Lot n° 942

MENDÈS FRANCE Pierre (1907-1982) homme politique — L.S. «Mendès France», Paris 10 mars 1949, à Winston CHURCHILL ; 4 pages in-4 dactylographiées, à en-tête Assemblée Nationale.

Estimation : 1000 - 1200
Adjudication : Invendu
Description
Belle lettre au Premier ministre britannique, apportant quelques rectifications à ses Mémoires (livre consacré à La Chute de France) concernant les parlementaires du Massilia.
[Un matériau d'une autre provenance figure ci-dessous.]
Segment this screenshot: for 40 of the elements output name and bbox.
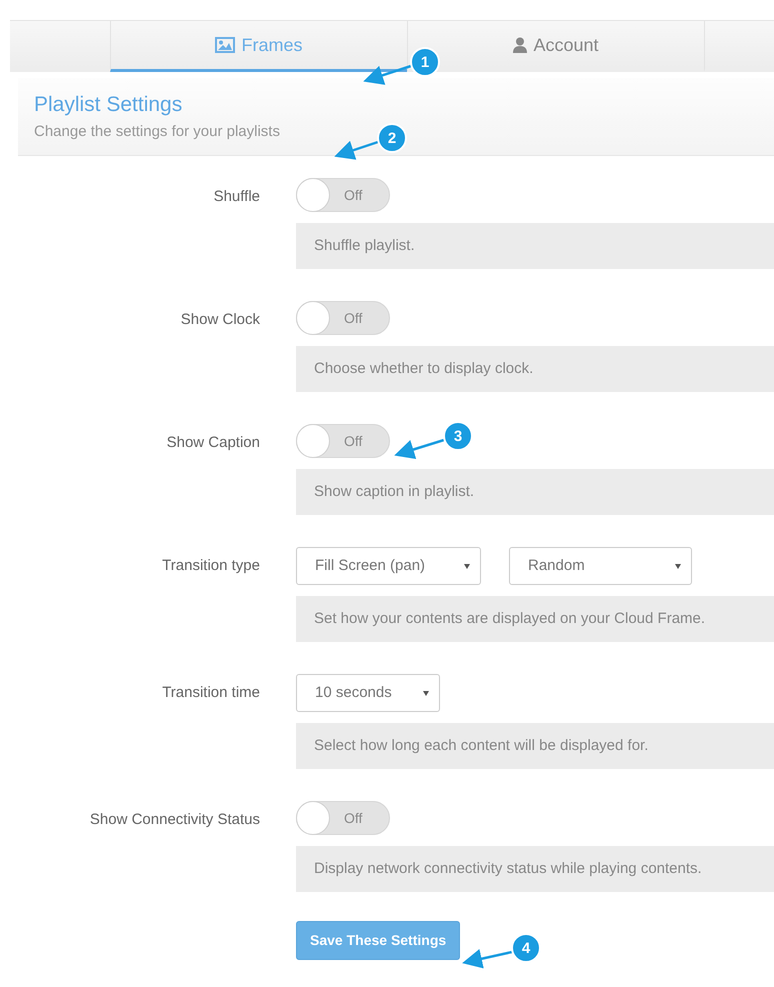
dropdown[interactable]: Random (509, 547, 692, 585)
setting-label: Show Caption (166, 433, 261, 453)
callout-number: 3 (454, 428, 462, 445)
setting-label: Transition type (161, 556, 261, 576)
callout-arrow (394, 438, 444, 460)
tab[interactable]: Frames (110, 21, 407, 72)
caret-icon (464, 564, 470, 568)
help-text: Set how your contents are displayed on your Cloud Frame. (296, 596, 774, 642)
callout-badge (410, 47, 440, 77)
toggle-switch[interactable]: Off (296, 301, 390, 335)
setting-label: Show Connectivity Status (88, 810, 261, 830)
help-text: Choose whether to display clock. (296, 346, 774, 392)
save-button[interactable]: Save These Settings (296, 921, 460, 960)
callout-number: 2 (388, 130, 396, 147)
callout-number: 1 (420, 54, 430, 71)
picture-icon (215, 37, 236, 53)
callout-number: 4 (522, 940, 530, 957)
toggle-switch[interactable]: Off (296, 178, 390, 212)
help-text: Shuffle playlist. (296, 223, 774, 269)
setting-label: Shuffle (212, 187, 261, 207)
dropdown[interactable]: Fill Screen (pan) (296, 547, 481, 585)
callout-badge (443, 421, 473, 451)
callout-badge (511, 933, 541, 963)
toggle-switch[interactable]: Off (296, 424, 390, 458)
help-text: Show caption in playlist. (296, 469, 774, 515)
panel-subtitle: Change the settings for your playlists (34, 122, 280, 142)
callout-arrow (363, 64, 412, 85)
caret-icon (675, 564, 681, 568)
callout-badge (377, 123, 407, 153)
toggle-switch[interactable]: Off (296, 801, 390, 835)
setting-label: Transition time (161, 683, 261, 703)
callout-arrow (462, 948, 512, 968)
help-text: Display network connectivity status while playing contents. (296, 846, 774, 892)
dropdown[interactable]: 10 seconds (296, 674, 440, 712)
setting-label: Show Clock (180, 310, 261, 330)
help-text: Select how long each content will be displayed for. (296, 723, 774, 769)
callout-arrow (334, 140, 378, 160)
user-icon (513, 37, 528, 53)
caret-icon (423, 690, 429, 696)
panel-title: Playlist Settings (34, 92, 182, 118)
Il a lu avec émotion les extraits de ses mémoires consacrés aux événements de 1940, mais tient à compléter ses informations «en ce qui concerne les incidents qui se sont déroulés à l'occasion du déplacement d'un certain nombre de Parlementaires français, dont j'étais, à bord du Croiseur auxiliaire Le Massilia», il le doit à la mémoire «de Georges MANDEL, César CAMPINCHI, Jean ZAY et Pierre VIÉNOT qui sont morts depuis, dans des conditions tragiques»... Il verra dans Liberté, Liberté chérie (1943) les pages consacrées à l'affaire du Massilia, en précisant qu'il y a été volontairement incomplet, de crainte de représailles contre Mandel et Zay, «aux mains de l'ennemi», ou la famille de Viénot, alors en France...
Il passe ensuite en revue des éléments inexacts du récit de Churchill. Il ne croit pas que l'embarquement d'hommes politiques fût un «guet-apens prémédité» de la part de Darlan, mais un projet «destiné à placer les représentants de la Souveraineté française hors d'atteinte de l'ennemi», le gouvernement présidé par PÉTAIN ayant décidé de transférer les Pouvoirs publics en Afrique du Nord. Plus tard, l'opportunité politique de se débarrasser des adversaires gênants fut comprise par DARLAN, LAVAL, BAUDOUIN, etc.
Mendès-France rectifie aussi la chronologie en ce qui concerne les tentatives des représentants de la France et de la Grande-Bretagne de s'entendre sur la poursuite de la guerre, nommant le général Noguès, commandant en chef du théâtre des opérations en Afrique du Nord, Mandel et les chefs de la mission britannique, Alfred Duff Cooper et Lord Gort, et relevant l'erreur des parlementaires d'avoir continué à loger à bord du bateau, qui fut éloigné du quai, internant effectivement les passagers... Le retour des parlementaires en France tenait à leur désir de répondre à la campagne de presse et de dénigrement ministériel dirigée contre eux... Quelques passagers du Massilia restèrent au Maroc en raison de leurs obligations militaires, dont Zay, Viénot et Mendès-France ; ils furent arrêtés, jugés et condamnés ; Viénot et Mendès-France s'évadèrent et rallièrent l'Angleterre pour participer à la guerre, alors que Jean Zay «fut assassiné dans des conditions dramatiques encore incomplètement connues»...
Que Churchill ne considère pas cette lettre comme une critique, «mais comme l'hommage d'un français qui est heureux de pouvoir contribuer très modestement, au travail que vous publiez aujourd'hui et qui évoque tant d'heures à la fois douloureuses et glorieuses pour nos deux pays»...

Des annotations en tête de la lettre témoignent du renvoi de cette lettre aux assistants littéraires de Churchill, William Deakin et Dennis Kelly, pour la révision du 2e volume.